Un dono anche per loro

«Da quando ho lasciato la casa per entrare in una comunità religiosa, mio padre non mi vuole più parlare. Mamma soffre tanto ma si adegua e anche lei non viene a trovarmi. Sono sicura della mia scelta ma mi sento in colpa: sono io che ho scelto, non loro, e non è giusto che soffrano». Maria
Suora clausura

I tuoi genitori ti hanno donato la vita e ti hanno accompagnata nella crescita, sognando per te il cammino che a loro pareva il migliore. Per questo soffrono vedendo che ti avvii per una strada diversa, che non riescono a comprendere. Ma – è legge di vita – soffrirebbero per il distacco anche se condividessero la tua scelta. Chi si sente, come te, chiamato a donarsi a Dio, dà un senso al dolore del proprio andare, mentre i genitori sembrano colpiti da una sofferenza senza spiegazione. E questo può generare un senso di colpa nel lasciarli. Se però sei certa della strada, sicuramente hai sperimentato l’infinito amore di Dio e nel profondo sai che sarà lui a colmare i genitori di luce e di pace, fino a far loro vivere questo come un dono.

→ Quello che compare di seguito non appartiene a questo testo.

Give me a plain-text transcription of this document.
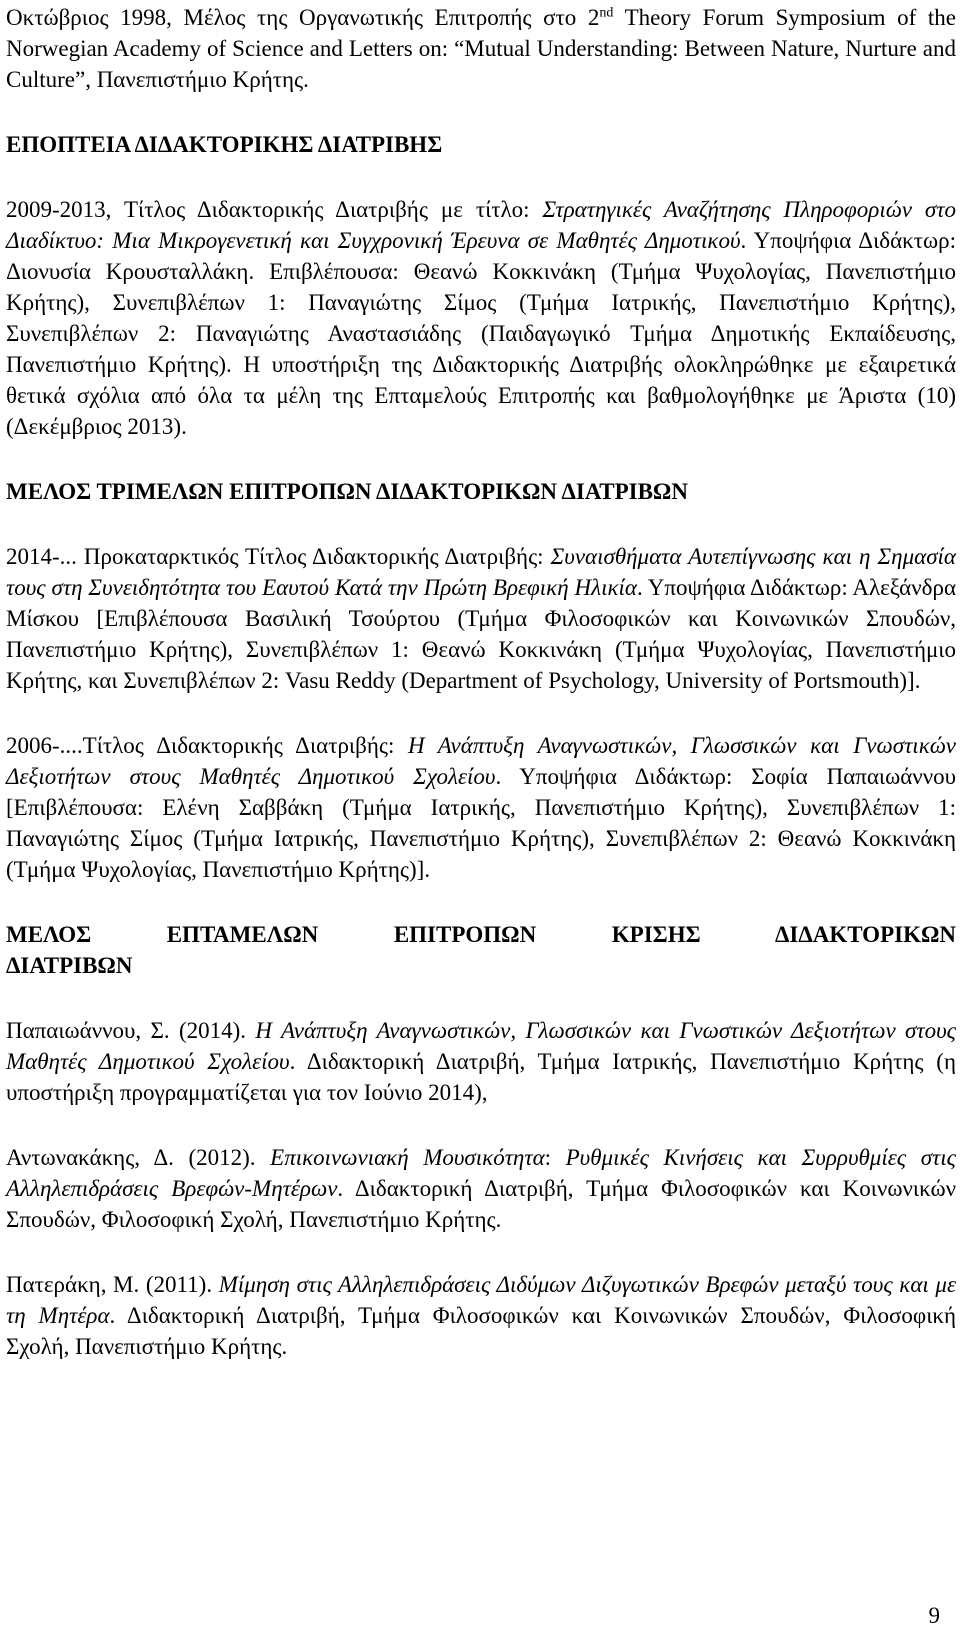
Οκτώβριος 1998, Μέλος της Οργανωτικής Επιτροπής στο 2nd Theory Forum Symposium of the Norwegian Academy of Science and Letters on: “Mutual Understanding: Between Nature, Nurture and Culture”, Πανεπιστήμιο Κρήτης.

ΕΠΟΠΤΕΙΑ ΔΙΔΑΚΤΟΡΙΚΗΣ ΔΙΑΤΡΙΒΗΣ

2009-2013, Τίτλος Διδακτορικής Διατριβής με τίτλο: Στρατηγικές Αναζήτησης Πληροφοριών στο Διαδίκτυο: Μια Μικρογενετική και Συγχρονική Έρευνα σε Μαθητές Δημοτικού. Υποψήφια Διδάκτωρ: Διονυσία Κρουσταλλάκη. Επιβλέπουσα: Θεανώ Κοκκινάκη (Τμήμα Ψυχολογίας, Πανεπιστήμιο Κρήτης), Συνεπιβλέπων 1: Παναγιώτης Σίμος (Τμήμα Ιατρικής, Πανεπιστήμιο Κρήτης), Συνεπιβλέπων 2: Παναγιώτης Αναστασιάδης (Παιδαγωγικό Τμήμα Δημοτικής Εκπαίδευσης, Πανεπιστήμιο Κρήτης). Η υποστήριξη της Διδακτορικής Διατριβής ολοκληρώθηκε με εξαιρετικά θετικά σχόλια από όλα τα μέλη της Επταμελούς Επιτροπής και βαθμολογήθηκε με Άριστα (10) (Δεκέμβριος 2013).

ΜΕΛΟΣ ΤΡΙΜΕΛΩΝ ΕΠΙΤΡΟΠΩΝ ΔΙΔΑΚΤΟΡΙΚΩΝ ΔΙΑΤΡΙΒΩΝ

2014-... Προκαταρκτικός Τίτλος Διδακτορικής Διατριβής: Συναισθήματα Αυτεπίγνωσης και η Σημασία τους στη Συνειδητότητα του Εαυτού Κατά την Πρώτη Βρεφική Ηλικία. Υποψήφια Διδάκτωρ: Αλεξάνδρα Μίσκου [Επιβλέπουσα Βασιλική Τσούρτου (Τμήμα Φιλοσοφικών και Κοινωνικών Σπουδών, Πανεπιστήμιο Κρήτης), Συνεπιβλέπων 1: Θεανώ Κοκκινάκη (Τμήμα Ψυχολογίας, Πανεπιστήμιο Κρήτης, και Συνεπιβλέπων 2: Vasu Reddy (Department of Psychology, University of Portsmouth)].

2006-....Τίτλος Διδακτορικής Διατριβής: Η Ανάπτυξη Αναγνωστικών, Γλωσσικών και Γνωστικών Δεξιοτήτων στους Μαθητές Δημοτικού Σχολείου. Υποψήφια Διδάκτωρ: Σοφία Παπαιωάννου [Επιβλέπουσα: Ελένη Σαββάκη (Τμήμα Ιατρικής, Πανεπιστήμιο Κρήτης), Συνεπιβλέπων 1: Παναγιώτης Σίμος (Τμήμα Ιατρικής, Πανεπιστήμιο Κρήτης), Συνεπιβλέπων 2: Θεανώ Κοκκινάκη (Τμήμα Ψυχολογίας, Πανεπιστήμιο Κρήτης)].

ΜΕΛΟΣ ΕΠΤΑΜΕΛΩΝ ΕΠΙΤΡΟΠΩΝ ΚΡΙΣΗΣ ΔΙΔΑΚΤΟΡΙΚΩΝ
ΔΙΑΤΡΙΒΩΝ

Παπαιωάννου, Σ. (2014). Η Ανάπτυξη Αναγνωστικών, Γλωσσικών και Γνωστικών Δεξιοτήτων στους Μαθητές Δημοτικού Σχολείου. Διδακτορική Διατριβή, Τμήμα Ιατρικής, Πανεπιστήμιο Κρήτης (η υποστήριξη προγραμματίζεται για τον Ιούνιο 2014),

Αντωνακάκης, Δ. (2012). Επικοινωνιακή Μουσικότητα: Ρυθμικές Κινήσεις και Συρρυθμίες στις Αλληλεπιδράσεις Βρεφών-Μητέρων. Διδακτορική Διατριβή, Τμήμα Φιλοσοφικών και Κοινωνικών Σπουδών, Φιλοσοφική Σχολή, Πανεπιστήμιο Κρήτης.

Πατεράκη, Μ. (2011). Μίμηση στις Αλληλεπιδράσεις Διδύμων Διζυγωτικών Βρεφών μεταξύ τους και με τη Μητέρα. Διδακτορική Διατριβή, Τμήμα Φιλοσοφικών και Κοινωνικών Σπουδών, Φιλοσοφική Σχολή, Πανεπιστήμιο Κρήτης.

9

Ma Dio rispetta i tempi e la libertà di ciascuno. I tuoi, quindi, potranno capire o non capire e comunque potranno metterci tanto tempo. Non aspettarti, allora, di essere pienamente compresa; ma sii grata di ogni eventuale riavvicinamento e continua a manifestare loro il tuo amore senza cercare di convincerli. Sarà la serenità che vedranno in te a dare loro, che vogliono il tuo bene, la certezza che la scelta è giusta.